Aloha at Aulani Disney Resort

IMG_0916 My eight-year-old daughter was excited to experience the new Aulani Disney Resort, however she nervous about our planned snorkeling trip. “What if a shark or puffer fish come up to me?” she cried. I reassured her that Disney would not have sharks or puffer fish in the bay.

Little did I know until touring the resort, is that Disney built a Rainbow Reef filled with hundreds of tropical fish, including manybar goatfish and colorful butterfly fish that swim in a controlled environment. The reef houses 40 different species of fish that are found only in Hawaii. For $15 for kids and $30 for adults, guests receive an all-day pass to snorkel throughout the day. Guests float on the surface of the resort’s 165,000-gallon saltwater playground. As fish swim in schools, families can seek out underwater statues and animals. “It’s great for people who’ve never snorkeled before,” said assistant curator Marjorie Awai in an interview.

Our daughter enjoyed a day of snorkeling without waves or a strong currant. The calm environment was perfect for her and other children. The fish are tame and used to people swimming around them. Guests who don’t want to enter the chilly water, can view the fish from two viewing windows. Feeding times are at 10:15 a.m. and 1:30 p.m.

The Aulani Disney Resort is a fantasy playground for kids and adults. Located on the Leeward Coast of Oahu in the Ko’ Olina community. It just opened to guests in late August 2011, just 17 miles, but worlds away from bustling Honolulu and Waikiki.IMG_0992

This family-friendly resort features water play areas and two pools; spas for ‘tweens, teens and adults; Auntie’s Beach House kids’ club; Disney character experiences throughout the day and two restaurants. In the center of the resort is a seven-acre water play area called Waikolohe Valley. It’s filled with Hawaiian flora and fauna and a lava-formed mountain that erupts throughout the day.

Walking into the third floor grand Maka’ala lobby of the resort, one notices wood carving sculptures and a 360-degree mural of Hawaii. Its history begins before the arrival of Captain Cook to modern Hawaii.  Artist Martin Charlot painted a 200-foot wrap around depicting the heritage of Hawaii, the people, land and wildlife. Two streams in the lobby meet in a waterfall going down into a Koi pond.

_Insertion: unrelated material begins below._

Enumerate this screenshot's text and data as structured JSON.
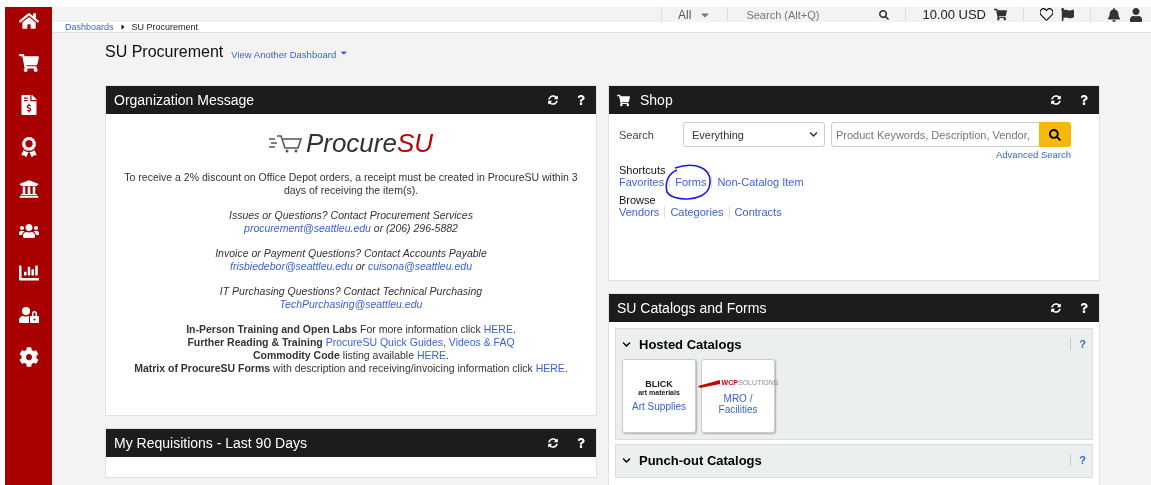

After checking in, we walked to our room and passed the Waikolohe lazy river. Guests were floating by on tan colored inner tubes. “I want to do that,” said our Katie. We did twice a day and had a great time. Guests can take the tubes down one thrilling slide. There is another fun tunnel slide that IMG_0928spills out into the river.

Another terrific family activity is the interactive hand-held electronic touch-screen device. It’s like a mini iPad with “Auntie” as a tour guide. She guides families around the resort in search of the legendary menehune, Hawaiian “little people.” With a push of a button, guests learn about local folklore with plenty of fun to excite everyone in the family.

A local production company, Searider, helped create this self-guiding tour. There are four outside tours and one inside the magical lobby. While walking around the resort, guests learn about Hawaiian artwork, history and architecture. Push a button at a designated spot and learn about the Hawaiian sea turtle. With a command, a sea turtle will rise out of the water. Kids can build a sailing canoe with the push of a button and activate a volcano.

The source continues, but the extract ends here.